少年自身の記録にも「日が来、夜が来る。日が来、夜が来る」と、伝道の書でコヘレトが語っていそうな言葉が書き留められている。

聖書的に見るならば、罪の中で生きる私達は信じるということが出来なくなっている、ということである。

少年は書く、

ぼくのお父さん
あれは本当に父なのか
貧乏で暮しに追われて
いつも出稼ぎでたまに帰る
帰ってくればぼくをつれて
トンカツ屋でおごってくれる
銭湯へいって赤ん坊みたいに
体じゅう洗ってくれる
だけどまたぷいと仕事に行く
(略)
ぼくはあらゆるものの後に
なにかあるのを感じる
父の触れる手にふと
ぼくは父でないものを感じる
ー ー ー
お前はロボットの子だ
だれだ、そういう声は
この声はぼくの血を凍らせる

この記録には、人は何のために生まれて、生きて、死んでいくのかという問いがはらまれている。


さて、マルコによる福音書の記事に戻ろう。

スロ・フェニキヤの女とイエスとのやり取りを読んだ少年は、「小鳥に餌をやる」という大切なことを自分はすっかり忘れていたのだ、という。

聖書の中のスロ・フェニキヤの女自身は、イエスの語った「まず子供たちに十分食べさすべきである」の「子供たち」をどう受け取っただろうか?イエスとの様々な問答が聖書には記されているが、イエスの語ることをすんなりと理解して答を返していると思えるものはあまりないように思う。この場合も、どこまで女がイエスの語った言葉を理解していたかは定かでないと思われる。
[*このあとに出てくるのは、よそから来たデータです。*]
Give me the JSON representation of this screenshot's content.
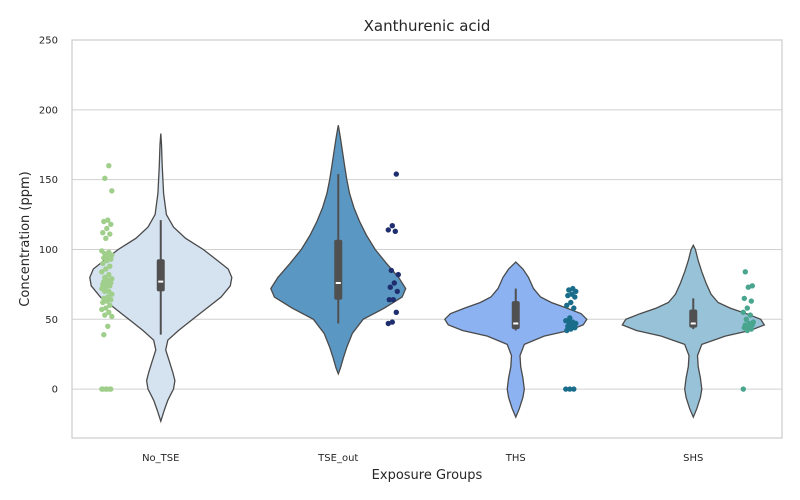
{
  "chart_data": {
    "type": "violin",
    "title": "Xanthurenic acid",
    "xlabel": "Exposure Groups",
    "ylabel": "Concentration (ppm)",
    "ylim": [
      -35,
      250
    ],
    "yticks": [
      0,
      50,
      100,
      150,
      200,
      250
    ],
    "grid": true,
    "categories": [
      "No_TSE",
      "TSE_out",
      "THS",
      "SHS"
    ],
    "groups": [
      {
        "name": "No_TSE",
        "fill": "#d5e2f0",
        "point_color": "#a0cf8c",
        "density": [
          [
            -23,
            0
          ],
          [
            -15,
            0.05
          ],
          [
            -8,
            0.1
          ],
          [
            0,
            0.18
          ],
          [
            6,
            0.2
          ],
          [
            12,
            0.17
          ],
          [
            20,
            0.12
          ],
          [
            28,
            0.07
          ],
          [
            35,
            0.1
          ],
          [
            42,
            0.25
          ],
          [
            50,
            0.45
          ],
          [
            58,
            0.65
          ],
          [
            66,
            0.85
          ],
          [
            74,
            0.98
          ],
          [
            80,
            1.0
          ],
          [
            86,
            0.95
          ],
          [
            92,
            0.8
          ],
          [
            100,
            0.6
          ],
          [
            108,
            0.35
          ],
          [
            116,
            0.18
          ],
          [
            125,
            0.08
          ],
          [
            140,
            0.04
          ],
          [
            160,
            0.02
          ],
          [
            175,
            0.01
          ],
          [
            183,
            0
          ]
        ],
        "box": {
          "q1": 70,
          "median": 77,
          "q3": 93,
          "whisker_low": 39,
          "whisker_high": 121
        },
        "points": [
          0,
          0,
          0,
          0,
          0,
          0,
          39,
          45,
          52,
          53,
          55,
          57,
          58,
          60,
          62,
          63,
          64,
          65,
          66,
          68,
          70,
          70,
          72,
          73,
          74,
          75,
          75,
          76,
          77,
          78,
          79,
          80,
          82,
          84,
          86,
          88,
          90,
          92,
          93,
          94,
          95,
          96,
          97,
          98,
          99,
          108,
          111,
          112,
          115,
          118,
          120,
          121,
          142,
          151,
          160
        ]
      },
      {
        "name": "TSE_out",
        "fill": "#5b97c3",
        "point_color": "#1f2e6e",
        "density": [
          [
            11,
            0
          ],
          [
            15,
            0.03
          ],
          [
            22,
            0.07
          ],
          [
            30,
            0.12
          ],
          [
            40,
            0.2
          ],
          [
            50,
            0.35
          ],
          [
            58,
            0.65
          ],
          [
            66,
            0.9
          ],
          [
            72,
            0.95
          ],
          [
            80,
            0.85
          ],
          [
            90,
            0.68
          ],
          [
            100,
            0.52
          ],
          [
            110,
            0.4
          ],
          [
            120,
            0.3
          ],
          [
            130,
            0.22
          ],
          [
            140,
            0.16
          ],
          [
            150,
            0.12
          ],
          [
            160,
            0.09
          ],
          [
            170,
            0.06
          ],
          [
            180,
            0.03
          ],
          [
            189,
            0
          ]
        ],
        "box": {
          "q1": 64,
          "median": 76,
          "q3": 107,
          "whisker_low": 47,
          "whisker_high": 154
        },
        "points": [
          47,
          48,
          55,
          64,
          64,
          70,
          73,
          76,
          82,
          85,
          113,
          114,
          117,
          154
        ]
      },
      {
        "name": "THS",
        "fill": "#8cb2f2",
        "point_color": "#1a6d8a",
        "density": [
          [
            -20,
            0
          ],
          [
            -14,
            0.05
          ],
          [
            -6,
            0.1
          ],
          [
            0,
            0.12
          ],
          [
            8,
            0.1
          ],
          [
            16,
            0.07
          ],
          [
            24,
            0.06
          ],
          [
            32,
            0.12
          ],
          [
            38,
            0.4
          ],
          [
            42,
            0.75
          ],
          [
            46,
            0.95
          ],
          [
            50,
            1.0
          ],
          [
            54,
            0.92
          ],
          [
            58,
            0.72
          ],
          [
            62,
            0.5
          ],
          [
            66,
            0.35
          ],
          [
            72,
            0.25
          ],
          [
            80,
            0.18
          ],
          [
            86,
            0.1
          ],
          [
            91,
            0
          ]
        ],
        "box": {
          "q1": 43,
          "median": 47,
          "q3": 63,
          "whisker_low": 42,
          "whisker_high": 72
        },
        "points": [
          0,
          0,
          0,
          42,
          43,
          44,
          45,
          46,
          47,
          48,
          48,
          49,
          51,
          58,
          60,
          62,
          66,
          67,
          68,
          70,
          71,
          72
        ]
      },
      {
        "name": "SHS",
        "fill": "#98c2d8",
        "point_color": "#4aa58f",
        "density": [
          [
            -20,
            0
          ],
          [
            -14,
            0.05
          ],
          [
            -6,
            0.1
          ],
          [
            0,
            0.12
          ],
          [
            8,
            0.1
          ],
          [
            16,
            0.07
          ],
          [
            24,
            0.06
          ],
          [
            32,
            0.12
          ],
          [
            38,
            0.45
          ],
          [
            42,
            0.8
          ],
          [
            46,
            1.0
          ],
          [
            50,
            0.95
          ],
          [
            54,
            0.75
          ],
          [
            58,
            0.52
          ],
          [
            62,
            0.35
          ],
          [
            68,
            0.25
          ],
          [
            76,
            0.18
          ],
          [
            84,
            0.12
          ],
          [
            92,
            0.07
          ],
          [
            100,
            0.03
          ],
          [
            103,
            0
          ]
        ],
        "box": {
          "q1": 44,
          "median": 47,
          "q3": 57,
          "whisker_low": 43,
          "whisker_high": 65
        },
        "points": [
          0,
          42,
          43,
          44,
          45,
          46,
          46,
          47,
          48,
          50,
          53,
          55,
          58,
          63,
          65,
          73,
          74,
          84
        ]
      }
    ]
  }
}
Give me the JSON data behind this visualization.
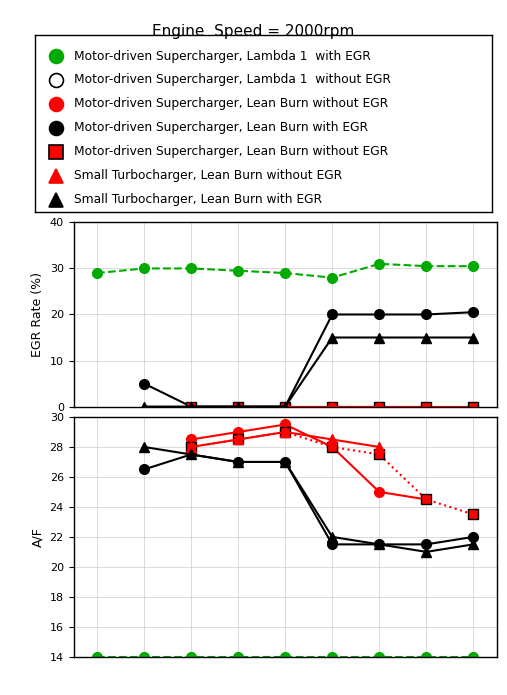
{
  "title": "Engine  Speed = 2000rpm",
  "legend_entries": [
    {
      "label": "Motor-driven Supercharger, Lambda 1  with EGR",
      "color": "#00aa00",
      "marker": "o",
      "mfc": "#00aa00",
      "mec": "#00aa00"
    },
    {
      "label": "Motor-driven Supercharger, Lambda 1  without EGR",
      "color": "black",
      "marker": "o",
      "mfc": "white",
      "mec": "black"
    },
    {
      "label": "Motor-driven Supercharger, Lean Burn without EGR",
      "color": "red",
      "marker": "o",
      "mfc": "red",
      "mec": "red"
    },
    {
      "label": "Motor-driven Supercharger, Lean Burn with EGR",
      "color": "black",
      "marker": "o",
      "mfc": "black",
      "mec": "black"
    },
    {
      "label": "Motor-driven Supercharger, Lean Burn without EGR",
      "color": "red",
      "marker": "s",
      "mfc": "red",
      "mec": "black"
    },
    {
      "label": "Small Turbocharger, Lean Burn without EGR",
      "color": "red",
      "marker": "^",
      "mfc": "red",
      "mec": "red"
    },
    {
      "label": "Small Turbocharger, Lean Burn with EGR",
      "color": "black",
      "marker": "^",
      "mfc": "black",
      "mec": "black"
    }
  ],
  "egr_ylim": [
    0,
    40
  ],
  "egr_yticks": [
    0,
    10,
    20,
    30,
    40
  ],
  "af_ylim": [
    14,
    30
  ],
  "af_yticks": [
    14,
    16,
    18,
    20,
    22,
    24,
    26,
    28,
    30
  ],
  "series": {
    "green_circle": {
      "x": [
        1,
        2,
        3,
        4,
        5,
        6,
        7,
        8,
        9
      ],
      "egr": [
        29,
        30,
        30,
        29.5,
        29,
        28,
        31,
        30.5,
        30.5
      ],
      "af": [
        14,
        14,
        14,
        14,
        14,
        14,
        14,
        14,
        14
      ],
      "color": "#00aa00",
      "marker": "o",
      "mfc": "#00aa00",
      "mec": "#00aa00",
      "egr_ls": "--",
      "af_ls": "--"
    },
    "black_circle": {
      "x": [
        2,
        3,
        4,
        5,
        6,
        7,
        8,
        9
      ],
      "egr": [
        5,
        0,
        0,
        0,
        20,
        20,
        20,
        20.5
      ],
      "af": [
        26.5,
        27.5,
        27,
        27,
        21.5,
        21.5,
        21.5,
        22
      ],
      "color": "black",
      "marker": "o",
      "mfc": "black",
      "mec": "black",
      "egr_ls": "-",
      "af_ls": "-"
    },
    "red_circle": {
      "x": [
        3,
        4,
        5,
        6,
        7,
        8
      ],
      "egr": [
        0,
        0,
        0,
        0,
        0,
        0
      ],
      "af": [
        28.5,
        29,
        29.5,
        28,
        25,
        24.5
      ],
      "color": "red",
      "marker": "o",
      "mfc": "red",
      "mec": "red",
      "egr_ls": "-",
      "af_ls": "-"
    },
    "red_square": {
      "x": [
        3,
        4,
        5,
        6,
        7,
        8,
        9
      ],
      "egr": [
        0,
        0,
        0,
        0,
        0,
        0,
        0
      ],
      "af": [
        28,
        28.5,
        29,
        28,
        27.5,
        24.5,
        23.5
      ],
      "color": "red",
      "marker": "s",
      "mfc": "red",
      "mec": "black",
      "egr_ls": "-",
      "af_ls": ":"
    },
    "red_triangle": {
      "x": [
        3,
        4,
        5,
        6,
        7
      ],
      "egr": [
        0,
        0,
        0,
        0,
        0
      ],
      "af": [
        28,
        28.5,
        29,
        28.5,
        28
      ],
      "color": "red",
      "marker": "^",
      "mfc": "red",
      "mec": "red",
      "egr_ls": "-",
      "af_ls": "-"
    },
    "black_triangle": {
      "x": [
        2,
        3,
        4,
        5,
        6,
        7,
        8,
        9
      ],
      "egr": [
        0,
        0,
        0,
        0,
        15,
        15,
        15,
        15
      ],
      "af": [
        28,
        27.5,
        27,
        27,
        22,
        21.5,
        21,
        21.5
      ],
      "color": "black",
      "marker": "^",
      "mfc": "black",
      "mec": "black",
      "egr_ls": "-",
      "af_ls": "-"
    }
  },
  "xlim": [
    0.5,
    9.5
  ]
}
ここでちょっと文語訳聖書を見てみよう。文語訳聖書では、「まづ子供に飽かしむべし、子供のパンをとりて」と子供が単数形で記されている。だから『病める心の記録』で、この少年も「イエスは、子供に十分食べさせ、子供の食物をテーブルの下の小犬に投げてやってはいけない、という」と書いている。

「子供」が単数形で語られるなら、女の「子供」と受け取ることも出来る。娘の治癒を願って来た女に、イエスは「自分の子供に十分食べさせるべきだ」と語り、それを聞いた女は、娘の治癒を願って来たにもかかわらず「小狗も小供の食屑をいただきます」と答えたということになる。
この言葉は、生きるとは、自分のことだけ、自分の子供のことだけ、自分達のことだけを考えて生きるのではないということを表明しているようにも思える。
その女の言葉がイエスによって肯定されたために、少年はロボットから雀になり小犬になり、人間となって生きることを取り戻したといえるように思う。

聖書には生きることの本来のあり方が示されている。
信じられない世界の中で、信じて生きることが求められ、信じるに足るお方が示されている。
ここに信じられるものがある、少年はそのことを感じとったのではないだろうか。

これは、「子供」が「子供たち」と記されて、イスラエルを表していると女が受けとめたとしても根本的には変わらないように思う。それならばこの異邦の女は、神の愛がイスラエルに留まらず全ての人間に及ぶことを「信じた」ということになる。それをイエスは認められたのだ。「神は愛」だからだ。そして私たちは神に似せて愛する者として造られたのだ。

少年は、人間は愛して生きる(「小鳥に餌をやる」)ために生まれてきたのだということを、聴き取ったのだ。